Kejaksaan Negeri (Kejari) Serang, Provinsi Banten, telah menghentikan penuntutan terhadap tujuh perkara pidana. Penghentian ini dilakukan sepanjang tahun 2025 melalui mekanisme keadilan restoratif atau restorative justice (RJ).
Kepala Kejari Serang, IG Punia Atmaja, menyampaikan informasi ini di Serang pada Kamis (26/9). Perkara yang diselesaikan secara damai di luar pengadilan meliputi kasus penipuan, pencurian, dan penganiayaan.
Kebijakan ini menunjukkan komitmen Kejari Serang dalam mencari solusi alternatif. Tujuannya adalah untuk penyelesaian masalah hukum yang mengedepankan pemulihan hubungan dan bukan hanya penghukuman.
Advertisement
Advertisement
Penerapan Keadilan Restoratif dalam Berbagai Kasus
Sepanjang tahun 2025, Kejari Serang telah sukses mengimplementasikan program keadilan restoratif. Program ini berhasil menghentikan penuntutan untuk tujuh kasus pidana yang berbeda. Ini mencerminkan upaya serius dalam mengurangi beban sistem peradilan konvensional.

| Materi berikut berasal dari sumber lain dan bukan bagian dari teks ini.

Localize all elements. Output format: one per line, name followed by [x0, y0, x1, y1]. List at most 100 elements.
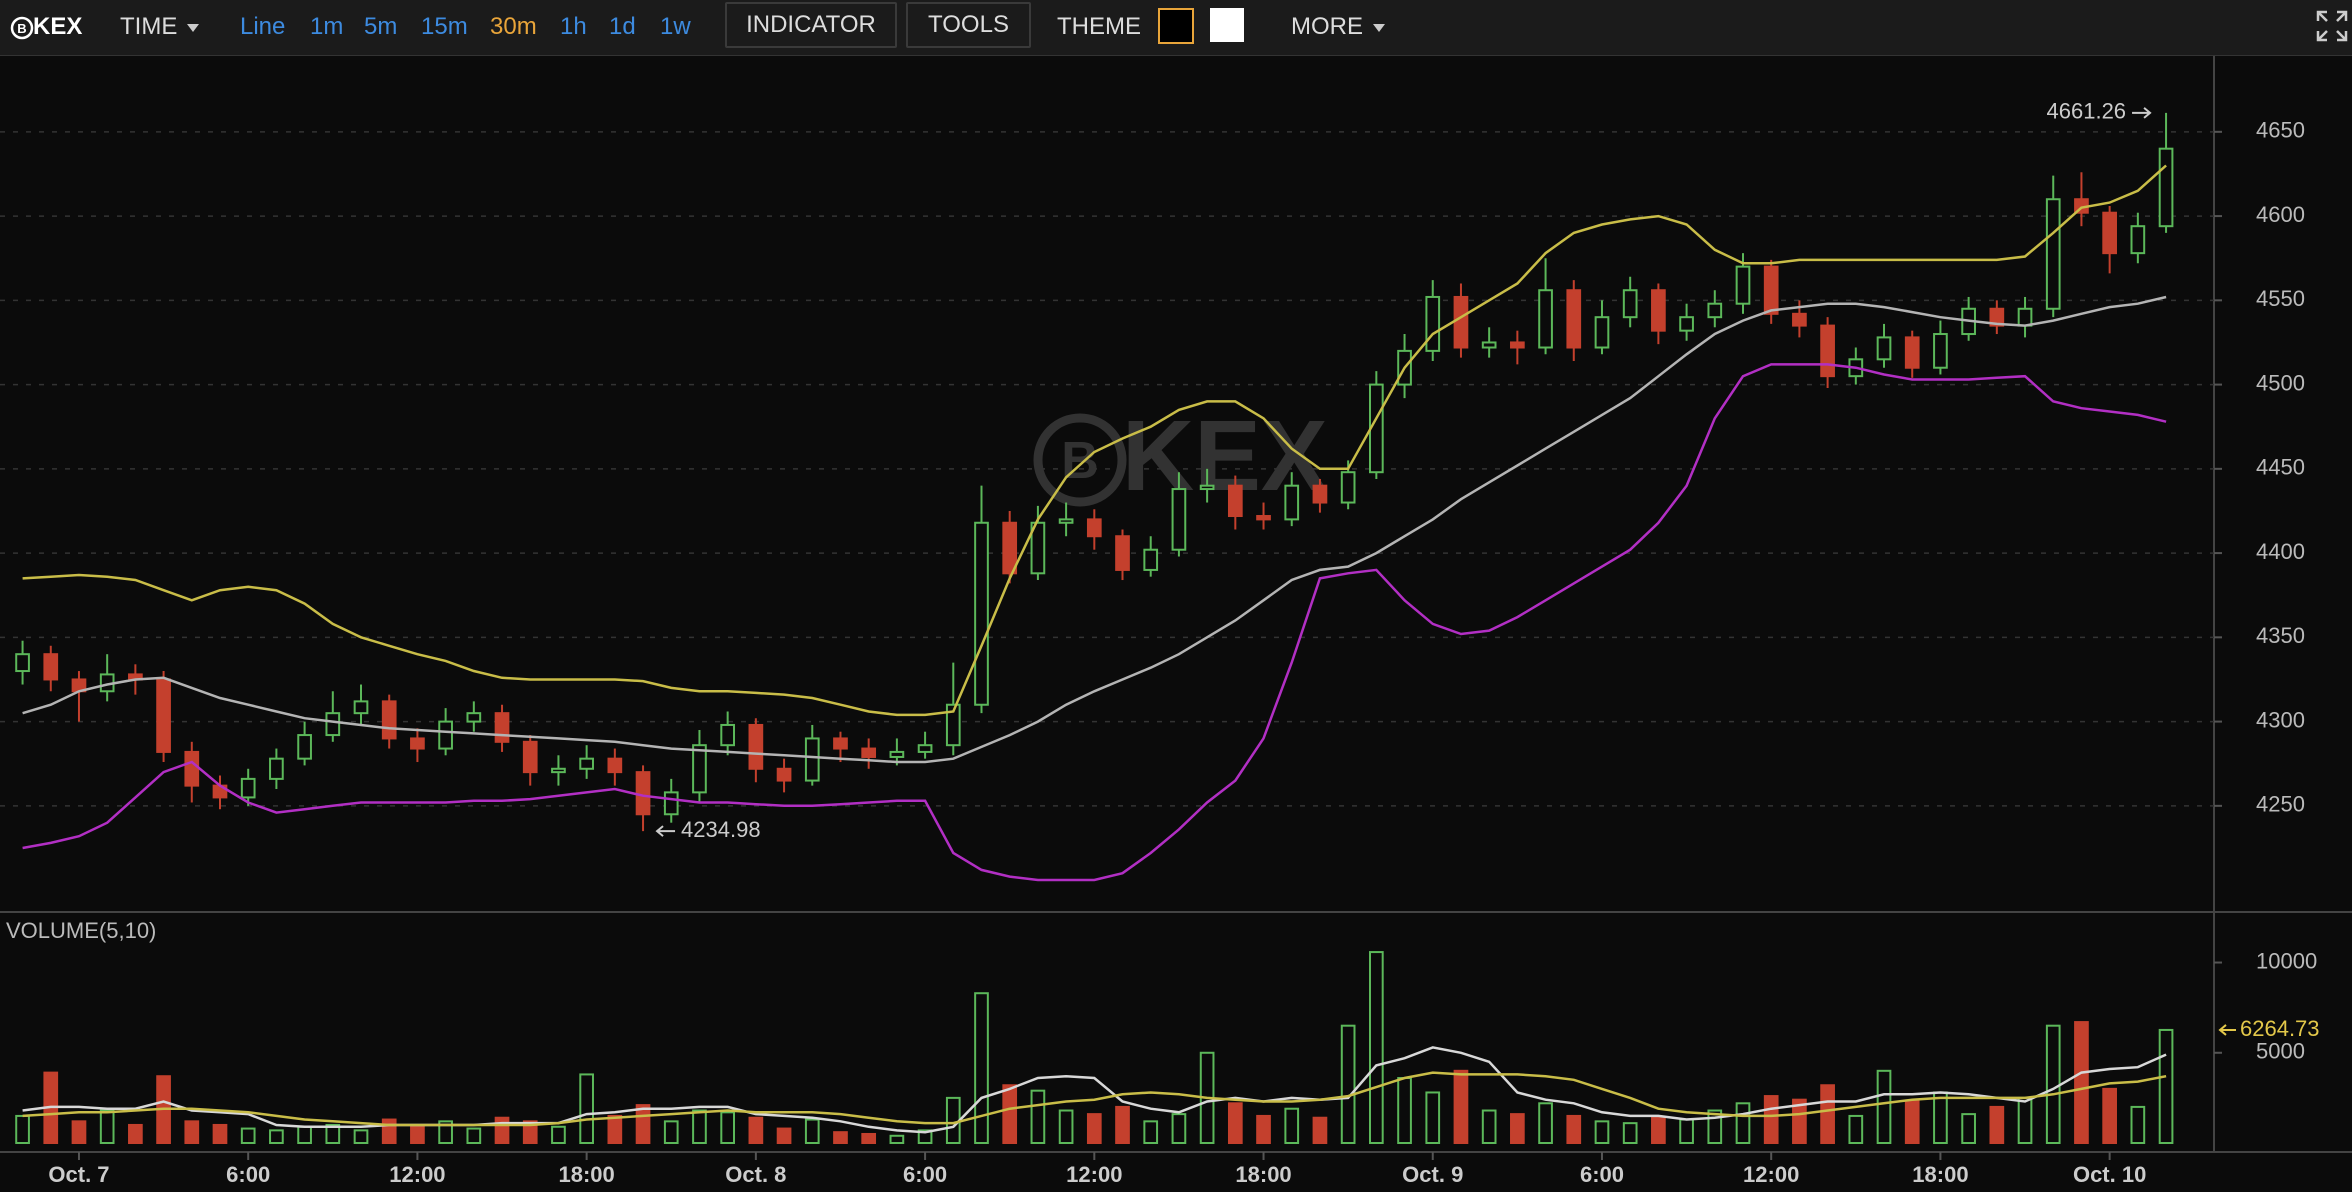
candle-body	[1171, 488, 1187, 551]
volume-bar	[2158, 1028, 2174, 1144]
volume-bar	[1397, 1077, 1412, 1144]
volume-bar	[1622, 1122, 1638, 1144]
period[interactable]: 1m	[310, 13, 344, 40]
period[interactable]: 15m	[421, 13, 468, 40]
period[interactable]: 1d	[609, 13, 636, 40]
toolbar: B KEX TIME Line 1m 5m 15m 30m 1h 1d 1w I…	[0, 0, 2352, 56]
candle-body	[1510, 341, 1525, 349]
candle-body	[1115, 535, 1130, 571]
candle-body	[1763, 265, 1779, 315]
candle-body	[635, 771, 651, 816]
volume-bar	[1312, 1116, 1328, 1144]
candle-body	[917, 744, 933, 753]
volume-bar	[1425, 1091, 1441, 1144]
candle-body	[1735, 265, 1751, 305]
volume-bar	[1030, 1089, 1046, 1144]
period[interactable]: 30m	[490, 13, 537, 40]
volume-bar	[128, 1123, 143, 1144]
candle-body	[1312, 484, 1328, 504]
volume-bar	[15, 1114, 30, 1144]
candle-body	[410, 737, 425, 750]
candle-body	[43, 653, 59, 681]
candle-body	[1340, 471, 1356, 504]
candle-body	[833, 737, 848, 750]
y-tick-label: 4400	[2256, 539, 2305, 564]
theme-light[interactable]	[1210, 8, 1244, 42]
band-line	[22, 164, 2167, 717]
candle-body	[438, 720, 453, 750]
candle-body	[1143, 548, 1159, 571]
candle-body	[861, 747, 877, 758]
period[interactable]: 1h	[560, 13, 587, 40]
volume-bar	[945, 1096, 961, 1144]
theme-dark[interactable]	[1158, 8, 1194, 44]
volume-bar	[1763, 1095, 1779, 1144]
volume-bar	[1989, 1105, 2005, 1144]
y-tick-label: 4300	[2256, 707, 2305, 732]
candle-body	[551, 767, 566, 774]
indicator-button[interactable]: INDICATOR	[725, 2, 897, 48]
x-tick-label: Oct. 7	[48, 1162, 109, 1187]
y-tick-label: 4350	[2256, 623, 2305, 648]
candle-body	[1933, 333, 1948, 369]
volume-bar	[1679, 1118, 1694, 1144]
candle-body	[1199, 484, 1215, 491]
volume-bar	[635, 1104, 651, 1144]
candle-body	[1453, 295, 1469, 349]
volume-bar	[2130, 1105, 2146, 1144]
candle-body	[1820, 324, 1835, 378]
candle-body	[663, 791, 679, 816]
volume-bar	[438, 1120, 453, 1144]
volume-bar	[720, 1111, 736, 1144]
y-tick-label: 4250	[2256, 792, 2305, 817]
high-label: 4661.26	[2047, 99, 2127, 124]
volume-bar	[861, 1132, 877, 1144]
period[interactable]: 5m	[364, 13, 398, 40]
volume-bar	[1848, 1114, 1864, 1144]
volume-bar	[269, 1129, 284, 1144]
candle-body	[353, 700, 369, 715]
time-label[interactable]: TIME	[120, 13, 178, 40]
candle-body	[1284, 484, 1300, 521]
volume-bar	[494, 1116, 510, 1144]
period[interactable]: 1w	[660, 13, 691, 40]
more-menu[interactable]: MORE	[1291, 12, 1385, 42]
candle-body	[325, 712, 341, 737]
volume-bar	[579, 1073, 594, 1144]
volume-bar	[1481, 1109, 1497, 1144]
volume-bar	[240, 1127, 256, 1144]
candle-body	[1256, 515, 1271, 521]
band-line	[22, 363, 2167, 882]
candle-body	[1594, 316, 1610, 349]
x-tick-label: 6:00	[1580, 1162, 1624, 1187]
volume-bar	[2017, 1096, 2033, 1144]
time-menu[interactable]: TIME	[120, 12, 200, 42]
candle-body	[1002, 521, 1018, 575]
fullscreen-button[interactable]	[2316, 10, 2348, 42]
volume-bar	[212, 1123, 228, 1144]
candle-body	[156, 678, 171, 753]
volume-bar	[2074, 1021, 2089, 1144]
volume-bar	[889, 1134, 905, 1144]
band-line	[22, 295, 2167, 764]
candle-body	[720, 723, 736, 747]
x-tick-label: 12:00	[1066, 1162, 1122, 1187]
volume-bar	[381, 1118, 397, 1144]
candle-body	[1707, 302, 1723, 319]
volume-bar	[776, 1127, 792, 1144]
logo[interactable]: KEX	[33, 13, 83, 40]
candle-body	[1227, 484, 1243, 518]
candle-body	[522, 740, 538, 774]
period[interactable]: Line	[240, 13, 286, 40]
candle-body	[692, 744, 707, 794]
volume-bar	[804, 1118, 820, 1144]
volume-bar	[1538, 1102, 1553, 1144]
volume-bar	[1820, 1084, 1835, 1144]
volume-ma-line	[22, 1071, 2167, 1127]
more-label[interactable]: MORE	[1291, 13, 1363, 40]
low-arrow	[655, 825, 676, 837]
tools-button[interactable]: TOOLS	[906, 2, 1031, 48]
y-tick-label: 4500	[2256, 370, 2305, 395]
candle-body	[804, 737, 820, 782]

IG Punia Atmaja menegaskan bahwa "Hingga saat ini di tahun 2025, sudah ada tujuh perkara yang berhasil kami selesaikan melalui restorative justice." Pernyataan ini menunjukkan progres signifikan dalam penerapan RJ.
Kasus-kasus yang ditangani melalui pendekatan ini cukup beragam. Mulai dari tindak pidana penipuan, pencurian, hingga penganiayaan, semuanya berhasil diselesaikan secara damai. Ini menunjukkan fleksibilitas dan efektivitas keadilan restoratif.
Advertisement
Advertisement
Studi Kasus KDRT dan Kriteria Keadilan Restoratif
Salah satu kasus terbaru yang dihentikan penuntutannya melibatkan perkara kekerasan dalam rumah tangga (KDRT). Kasus ini melibatkan tersangka Iqbal Santosa dan istrinya, Rista Amelia, yang berhasil mencapai perdamaian. Penghentian kasus ini terjadi setelah korban sepakat memaafkan pelaku.
Punia menjelaskan pertimbangan jaksa dalam menerapkan RJ pada kasus KDRT ini. Kriteria utama meliputi ancaman pidana di bawah lima tahun, tersangka belum pernah dihukum, serta adanya surat perdamaian dari korban. Ini adalah syarat mutlak untuk penerapan keadilan restoratif.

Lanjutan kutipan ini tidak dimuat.